Does anyone else think that I complain a little too much here? C'mon, life ain't THAT bad.
okay, so it is. I LIED. i'm trying to do that a little less.
dammit. My computer won't let me open my story here because it's on AbiWord, not Microsoft.
I just wrote a review for 'I Am The Messenger'. I LOVE how it starts.
'The gunman is useless.
I know it.
He knows it.
The whole bank knows it.
Even my best mate, Marvin, knows it, and he's more useless than the gunman.'
You just HAVE to love this book.
*************
My dah wants to send me to counseling. He says that i keep everything too 'pent up' to be a 'healthy human being'. Psha, like i'm gonna open up to HIM.
like how i have issues with abandonment.
like how i'm afraid that i may be schizoid.
like how i've almost given up on life.
. . .yeah, i'm REALLY gonna go up to HIM about that crap.
. . . and i just cursed the computer's children for not letting me open my story on it. DAMN YOU, COMPUTER, AND ALL THAT YOU DO!!!!!!!!!!

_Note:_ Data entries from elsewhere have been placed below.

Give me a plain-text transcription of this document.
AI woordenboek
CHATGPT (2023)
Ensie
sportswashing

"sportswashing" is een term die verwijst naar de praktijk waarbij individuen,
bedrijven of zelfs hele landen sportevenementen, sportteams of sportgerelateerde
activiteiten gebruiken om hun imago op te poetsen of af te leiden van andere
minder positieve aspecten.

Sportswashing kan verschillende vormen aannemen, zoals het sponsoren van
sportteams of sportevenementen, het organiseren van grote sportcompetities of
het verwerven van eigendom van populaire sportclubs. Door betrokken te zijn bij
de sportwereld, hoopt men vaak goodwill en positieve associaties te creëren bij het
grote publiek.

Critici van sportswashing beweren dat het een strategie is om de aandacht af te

Wow. i'm sorta bored. I REALLY wanted to type on my story, but the truth is that i've got a wee bit of writer's block. Nothing a little bus trip won't cure.
i just hope that the bus is ON TIME this time. tuesday, i had to wait a FUCKING HOUR for my mom to pick me up cause the bus driver played hooky.
So long, my friends. Love. Peace. And a jar of hair grease.
~Jink the EXTREMELY ANNOYED!! (damn, this computer is worse than my SIBLINGS! GAH!!)